Les solutions justement. Autant tout le monde s'accorde sur le diagnostic et les symptômes du mal somalien, autant le traitement à prescrire au patient fait l'objet de recommandations et d'avis divers. A l'image de la médecine, la politique est un art, non une science exacte. Samir Amin, dans son article évoqué plus haut, considère les parties somaliennes en présence (islamistes et seigneurs de guerre) comme impuissantes dans leur capacité à proposer une solution constructive sur le long terme. Il estime en revanche que les pays de la sous-région auront un rôle majeur à jouer dans le devenir de la Somalie, à commencer par le plus grand d'entre eux : l'Ethiopie. Autre analyse, autre préconisation, celle de Bronwyn Brutton. Ce spécialiste américain des questions africaines au Council on Foreign Relations est l'auteur d'un rapport intitulé "Somalia, a new approach" dans lequel il préconise le "désengagement constructif" (constructive disengagement) à l'égard de la Somalie. En clair, observer attentivement la situation du pays mais sans y prendre part, la seule exception ne pouvant être qu'une menace terroriste réelle. Ce qui n'est pas le cas présentement, les craintes des Etats-unis sur les supposées liens entre les islamistes somaliens et Al-Qaïda étant selon lui excessives, voire injustifiées. En revanche, en cas de menace avérée, frapper vite et fort. On l'aura bien compris : voilà une approche de pure realpolitik, centrée exclusivement sur les intérêts américains et que l'on traduira lapidairement par un "débrouillez-vous, je m'en lave les mains". Cette recommandation ne saurait donc être considérée comme satisfaisante.

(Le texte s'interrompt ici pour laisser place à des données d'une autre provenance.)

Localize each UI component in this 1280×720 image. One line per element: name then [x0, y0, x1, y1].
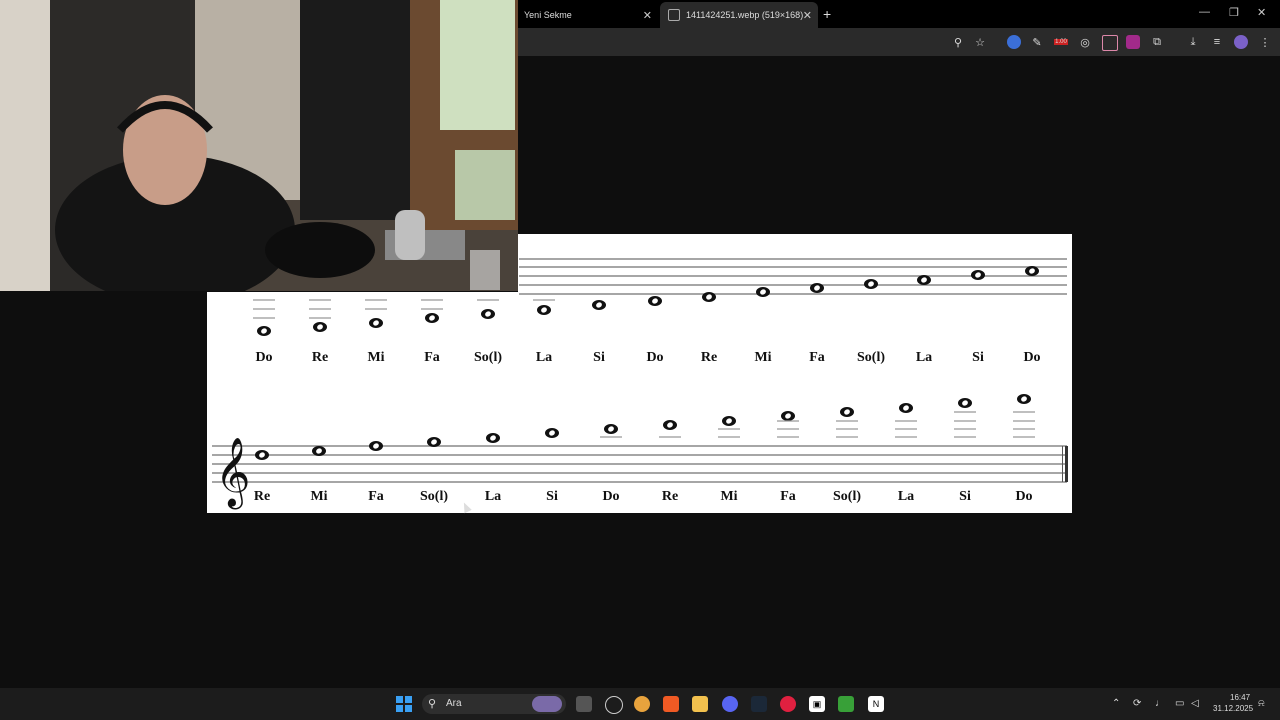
curtain — [300, 0, 410, 220]
tab-label: Yeni Sekme — [524, 10, 572, 20]
menu-kebab-icon[interactable]: ⋮ — [1258, 35, 1272, 49]
search-icon: ⚲ — [428, 698, 437, 710]
staff-1-labels: Do Re Mi Fa So(l) La Si Do Re Mi Fa So(l) La Si Do — [255, 350, 1040, 365]
clock-time[interactable]: 16:47 — [1230, 693, 1250, 702]
zoom-icon[interactable]: ⚲ — [951, 35, 965, 49]
note-label: Mi — [754, 350, 771, 365]
note-label: Re — [312, 350, 328, 365]
network-icon[interactable]: ▭ — [1175, 698, 1184, 709]
speed-badge: 1.00 — [1054, 39, 1068, 45]
search-highlight-icon — [532, 696, 562, 712]
search-placeholder: Ara — [446, 698, 462, 709]
note-label: Mi — [720, 489, 737, 504]
staff-1 — [519, 258, 1067, 295]
windows-start-icon[interactable] — [396, 696, 412, 712]
staff-2 — [212, 445, 1067, 483]
extension-icon[interactable] — [1126, 35, 1140, 49]
note-label: Mi — [367, 350, 384, 365]
steam-icon[interactable] — [751, 696, 767, 712]
chrome-icon[interactable] — [634, 696, 650, 712]
barline-end — [1065, 446, 1068, 482]
note-label: Do — [1015, 489, 1032, 504]
extensions-puzzle-icon[interactable]: ⧉ — [1150, 35, 1164, 49]
tab-new-tab[interactable]: Yeni Sekme ✕ — [518, 2, 658, 28]
minimize-button[interactable]: — — [1199, 6, 1210, 18]
brave-icon[interactable] — [663, 696, 679, 712]
staff-2-labels: Re Mi Fa So(l) La Si Do Re Mi Fa So(l) La Si Do — [254, 489, 1033, 504]
microphone-icon[interactable]: ♩ — [1155, 698, 1165, 709]
maximize-button[interactable]: ❐ — [1229, 6, 1239, 19]
note-label: Re — [254, 489, 270, 504]
note-label: Si — [593, 350, 605, 365]
note-label: Do — [602, 489, 619, 504]
new-tab-button[interactable]: + — [823, 6, 831, 22]
notification-bell-icon[interactable]: ⍾ — [1258, 698, 1265, 709]
note-label: Si — [546, 489, 558, 504]
media-icon[interactable]: ≡ — [1210, 35, 1224, 49]
tab-close-icon[interactable]: ✕ — [643, 9, 652, 22]
note-label: Re — [662, 489, 678, 504]
app-icon[interactable] — [605, 696, 623, 714]
note-label: La — [536, 350, 552, 365]
note-label: La — [916, 350, 932, 365]
taskbar-search[interactable]: ⚲ Ara — [422, 694, 566, 714]
note-label: La — [898, 489, 914, 504]
note-label: So(l) — [857, 350, 885, 365]
download-icon[interactable]: ⤓ — [1186, 35, 1200, 49]
bookmark-star-icon[interactable]: ☆ — [973, 35, 987, 49]
note-label: Mi — [310, 489, 327, 504]
close-window-button[interactable]: ✕ — [1257, 6, 1266, 19]
note-label: Fa — [809, 350, 825, 365]
profile-avatar[interactable] — [1234, 35, 1248, 49]
file-explorer-icon[interactable] — [692, 696, 708, 712]
music-player-icon[interactable] — [780, 696, 796, 712]
tab-label: 1411424251.webp (519×168) — [686, 10, 804, 20]
note-label: Do — [1023, 350, 1040, 365]
eyedropper-icon[interactable]: ✎ — [1030, 35, 1044, 49]
clock-date[interactable]: 31.12.2025 — [1213, 704, 1253, 713]
task-view-icon[interactable] — [576, 696, 592, 712]
sync-icon[interactable]: ⟳ — [1133, 698, 1141, 709]
volume-icon[interactable]: ◁ — [1191, 698, 1199, 709]
extension-icon[interactable] — [1007, 35, 1021, 49]
note-label: So(l) — [833, 489, 861, 504]
note-label: Si — [959, 489, 971, 504]
notion-icon[interactable]: N — [868, 696, 884, 712]
cabinet — [0, 0, 50, 291]
tab-close-icon[interactable]: ✕ — [803, 9, 812, 22]
tab-image[interactable]: 1411424251.webp (519×168) ✕ — [660, 2, 818, 28]
discord-icon[interactable] — [722, 696, 738, 712]
note-label: Fa — [368, 489, 384, 504]
note-label: Fa — [424, 350, 440, 365]
speed-extension-icon[interactable]: 1.00 — [1054, 35, 1068, 49]
note-label: Fa — [780, 489, 796, 504]
tray-chevron-icon[interactable]: ⌃ — [1112, 698, 1120, 709]
app-icon[interactable] — [838, 696, 854, 712]
note-label: So(l) — [420, 489, 448, 504]
extension-icon[interactable] — [1102, 35, 1118, 51]
note-label: La — [485, 489, 501, 504]
note-label: Do — [255, 350, 272, 365]
note-label: So(l) — [474, 350, 502, 365]
staff-2-notes — [255, 394, 1035, 460]
sheet-music: Do Re Mi Fa So(l) La Si Do Re Mi Fa So(l) La Si Do Re M… — [212, 258, 1068, 509]
barline — [1062, 446, 1063, 482]
treble-clef-icon: 𝄞 — [215, 437, 250, 509]
note-label: Do — [646, 350, 663, 365]
image-favicon-icon — [668, 9, 680, 21]
extension-icon[interactable]: ◎ — [1078, 35, 1092, 49]
capcut-icon[interactable]: ▣ — [809, 696, 825, 712]
note-label: Si — [972, 350, 984, 365]
address-bar[interactable] — [518, 31, 998, 53]
note-label: Re — [701, 350, 717, 365]
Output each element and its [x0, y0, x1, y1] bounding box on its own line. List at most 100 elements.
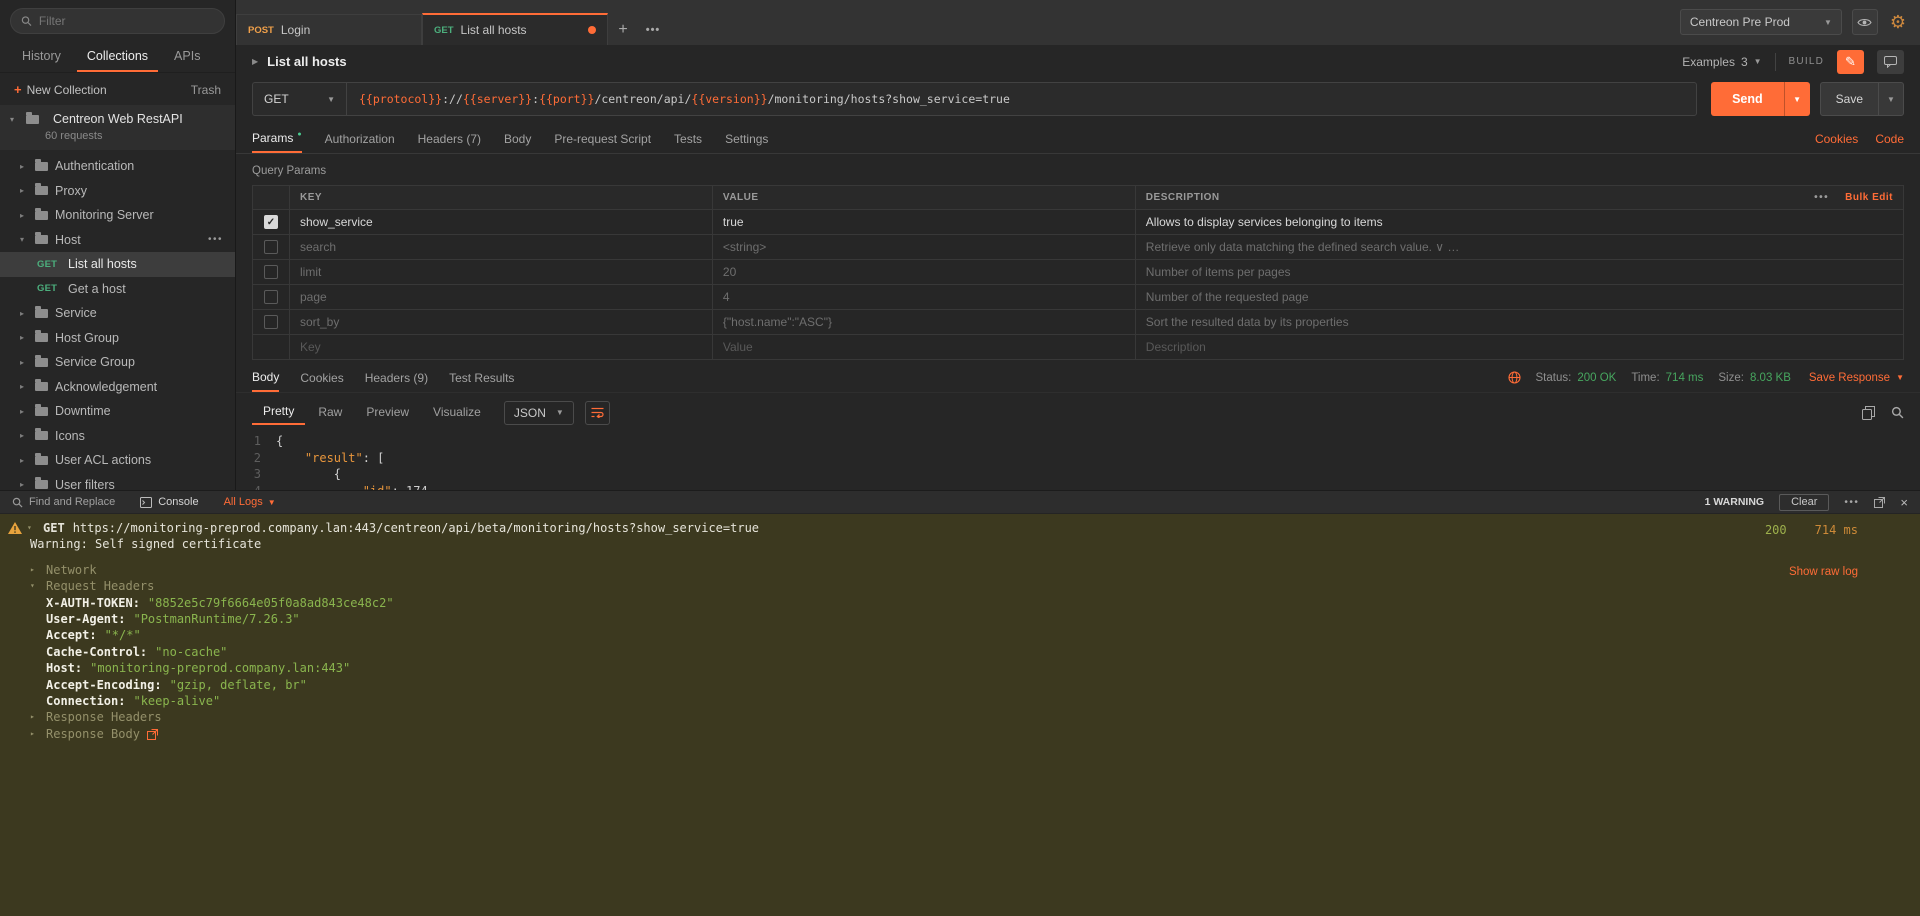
- param-key-placeholder[interactable]: Key: [289, 335, 712, 359]
- tab-response-body[interactable]: Body: [252, 363, 279, 392]
- sidebar-request-get-a-host[interactable]: GETGet a host: [0, 277, 235, 302]
- sidebar-folder-service[interactable]: ▸Service: [0, 301, 235, 326]
- log-filter-dropdown[interactable]: All Logs ▼: [224, 496, 276, 508]
- param-key[interactable]: show_service: [289, 210, 712, 234]
- tab-pre-request-script[interactable]: Pre-request Script: [554, 125, 651, 153]
- console-menu-button[interactable]: •••: [1844, 497, 1859, 508]
- send-button[interactable]: Send ▼: [1711, 82, 1810, 116]
- sidebar-folder-authentication[interactable]: ▸Authentication: [0, 154, 235, 179]
- tab-body[interactable]: Body: [504, 125, 531, 153]
- environment-selector[interactable]: Centreon Pre Prod ▼: [1680, 9, 1842, 35]
- filter-input[interactable]: [39, 14, 214, 28]
- trash-button[interactable]: Trash: [191, 83, 221, 97]
- sidebar-request-list-all-hosts[interactable]: GETList all hosts: [0, 252, 235, 277]
- open-in-new-window-button[interactable]: [1874, 497, 1885, 508]
- collection-root[interactable]: ▾ Centreon Web RestAPI 60 requests: [0, 105, 235, 150]
- chevron-right-icon[interactable]: ▶: [252, 57, 258, 66]
- tab-apis[interactable]: APIs: [164, 40, 210, 72]
- log-group-response-body[interactable]: ▸Response Body: [0, 726, 1920, 742]
- method-selector[interactable]: GET ▼: [252, 82, 346, 116]
- sidebar-folder-proxy[interactable]: ▸Proxy: [0, 179, 235, 204]
- log-group-network[interactable]: ▸Network: [0, 562, 1920, 578]
- new-collection-button[interactable]: +New Collection: [14, 82, 107, 97]
- sidebar-folder-service-group[interactable]: ▸Service Group: [0, 350, 235, 375]
- tab-headers[interactable]: Headers (7): [418, 125, 481, 153]
- param-description[interactable]: Sort the resulted data by its properties: [1135, 310, 1903, 334]
- param-description[interactable]: Allows to display services belonging to …: [1135, 210, 1903, 234]
- sidebar-folder-host-group[interactable]: ▸Host Group: [0, 326, 235, 351]
- code-link[interactable]: Code: [1875, 132, 1904, 146]
- edit-description-button[interactable]: ✎: [1837, 50, 1864, 74]
- view-preview[interactable]: Preview: [355, 401, 420, 424]
- params-menu-button[interactable]: •••: [1814, 192, 1829, 203]
- param-key[interactable]: search: [289, 235, 712, 259]
- external-link-icon[interactable]: [147, 729, 158, 740]
- tab-login[interactable]: POST Login: [236, 14, 422, 45]
- console-log-area[interactable]: ▾ GET https://monitoring-preprod.company…: [0, 514, 1920, 916]
- tab-collections[interactable]: Collections: [77, 40, 158, 72]
- environment-quick-look-button[interactable]: [1852, 9, 1878, 35]
- tab-history[interactable]: History: [12, 40, 71, 72]
- tab-list-all-hosts[interactable]: GET List all hosts: [422, 13, 608, 45]
- sidebar-folder-acknowledgement[interactable]: ▸Acknowledgement: [0, 375, 235, 400]
- sidebar-folder-downtime[interactable]: ▸Downtime: [0, 399, 235, 424]
- log-group-response-headers[interactable]: ▸Response Headers: [0, 709, 1920, 725]
- view-raw[interactable]: Raw: [307, 401, 353, 424]
- url-input[interactable]: {{protocol}}://{{server}}:{{port}}/centr…: [346, 82, 1697, 116]
- view-pretty[interactable]: Pretty: [252, 400, 305, 425]
- console-log-request-line[interactable]: ▾ GET https://monitoring-preprod.company…: [0, 520, 1920, 536]
- new-tab-button[interactable]: +: [608, 14, 638, 45]
- param-key[interactable]: limit: [289, 260, 712, 284]
- console-tab[interactable]: Console: [140, 496, 198, 508]
- param-description[interactable]: Retrieve only data matching the defined …: [1135, 235, 1903, 259]
- search-icon[interactable]: [1891, 406, 1904, 419]
- wrap-text-button[interactable]: [585, 401, 610, 425]
- save-response-button[interactable]: Save Response ▼: [1809, 372, 1904, 384]
- sidebar-folder-host[interactable]: ▾Host•••: [0, 228, 235, 253]
- param-value[interactable]: <string>: [712, 235, 1135, 259]
- send-options-button[interactable]: ▼: [1784, 82, 1810, 116]
- sidebar-folder-user-acl-actions[interactable]: ▸User ACL actions: [0, 448, 235, 473]
- param-value[interactable]: 4: [712, 285, 1135, 309]
- param-value[interactable]: {"host.name":"ASC"}: [712, 310, 1135, 334]
- response-body-viewer[interactable]: 1{ 2 "result": [ 3 { 4 "id": 174,: [236, 428, 1920, 490]
- param-key[interactable]: page: [289, 285, 712, 309]
- bulk-edit-link[interactable]: Bulk Edit: [1845, 192, 1893, 203]
- sidebar-folder-user-filters[interactable]: ▸User filters: [0, 473, 235, 491]
- param-checkbox-checked[interactable]: ✓: [264, 215, 278, 229]
- tab-settings[interactable]: Settings: [725, 125, 768, 153]
- param-description[interactable]: Number of the requested page: [1135, 285, 1903, 309]
- param-description-placeholder[interactable]: Description: [1135, 335, 1903, 359]
- clear-console-button[interactable]: Clear: [1779, 494, 1829, 511]
- tab-response-cookies[interactable]: Cookies: [300, 363, 343, 392]
- format-selector[interactable]: JSON ▼: [504, 401, 574, 425]
- tab-options-button[interactable]: •••: [638, 14, 668, 45]
- param-value-placeholder[interactable]: Value: [712, 335, 1135, 359]
- tab-authorization[interactable]: Authorization: [325, 125, 395, 153]
- settings-gear-icon[interactable]: ⚙: [1890, 13, 1906, 31]
- sidebar-folder-monitoring-server[interactable]: ▸Monitoring Server: [0, 203, 235, 228]
- log-group-request-headers[interactable]: ▾Request Headers: [0, 578, 1920, 594]
- save-button[interactable]: Save ▼: [1820, 82, 1904, 116]
- item-menu-button[interactable]: •••: [208, 234, 223, 245]
- chevron-down-icon[interactable]: ▾: [27, 520, 37, 536]
- param-checkbox[interactable]: [264, 315, 278, 329]
- filter-input-box[interactable]: [10, 8, 225, 34]
- param-description[interactable]: Number of items per pages: [1135, 260, 1903, 284]
- find-and-replace-button[interactable]: Find and Replace: [12, 496, 115, 508]
- param-value[interactable]: 20: [712, 260, 1135, 284]
- param-checkbox[interactable]: [264, 240, 278, 254]
- view-visualize[interactable]: Visualize: [422, 401, 492, 424]
- tab-response-headers[interactable]: Headers (9): [365, 363, 428, 392]
- comments-button[interactable]: [1877, 50, 1904, 74]
- param-value[interactable]: true: [712, 210, 1135, 234]
- tab-test-results[interactable]: Test Results: [449, 363, 514, 392]
- tab-params[interactable]: Params●: [252, 125, 302, 153]
- param-checkbox[interactable]: [264, 265, 278, 279]
- sidebar-folder-icons[interactable]: ▸Icons: [0, 424, 235, 449]
- param-key[interactable]: sort_by: [289, 310, 712, 334]
- examples-dropdown[interactable]: Examples 3 ▼: [1682, 55, 1761, 69]
- show-raw-log-link[interactable]: Show raw log: [1789, 564, 1858, 580]
- copy-icon[interactable]: [1862, 406, 1875, 420]
- tab-tests[interactable]: Tests: [674, 125, 702, 153]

Aucune solution digne de ce nom ne doit reposer aussi largement sur la contingence extérieure (Samir Amin), ni tomber dans un cynisme aussi étroit de grande puissance (Bronwyn Brutton). L'expérimentation réussie du Somaliland, basée sur la reconnaissance des structures claniques traditionnelles et sur la nécessité absolue de les inclure dans la recherche d'une entente globale, est à mon sens la plus belle démonstration qu'une solution nationale peut être obtenue. Solution qui s'obtiendra probablement avec une aide étrangère, mais uniquement en complément à une dynamique autochtone qui doit rester maîtresse chez elle. Et si la résolution du problème doit passer par l'inclusion au sein du gouvernement d'éléments islamistes modérés (c'est déjà le cas dans l'actuel gouvernement) et de seigneurs de guerre jouant le jeu, qu'il en soit ainsi. C'est une solution très imparfaite mais qui a l'avantage d'être immédiatement praticable. L'heure est à la reconstruction sommaire d'un Etat tant soit peu effectif, pas à la recherche d'un énième raffinement politique au sein d'une république idéale. Une approche pragmatique du cas somalien, expurgée de tout idéalisme et de bons sentiments, mais qui n’empêche pas de regarder vers l'avenir.

Une fois l'Etat définitivement consolidé et normalisé, les querelles du passé devenues caduques et la nation enfin remise en ordre de marche, les somaliens pourront regarder dans le rétroviseur de leur passé et s'interroger, interloqués, sur cette période sombre de leur histoire. A ce moment précis de l'Histoire, dans le pire exemple de désordre et de violence que le continent ait autrefois connu, l'exhortation à l'adresse de l'Afrique de se doter de "fortes institutions et non d'hommes forts" chère à Barack Obama sera devenue réalité. Le chemin est encore long, mais du moins l'horizon est-il fixé.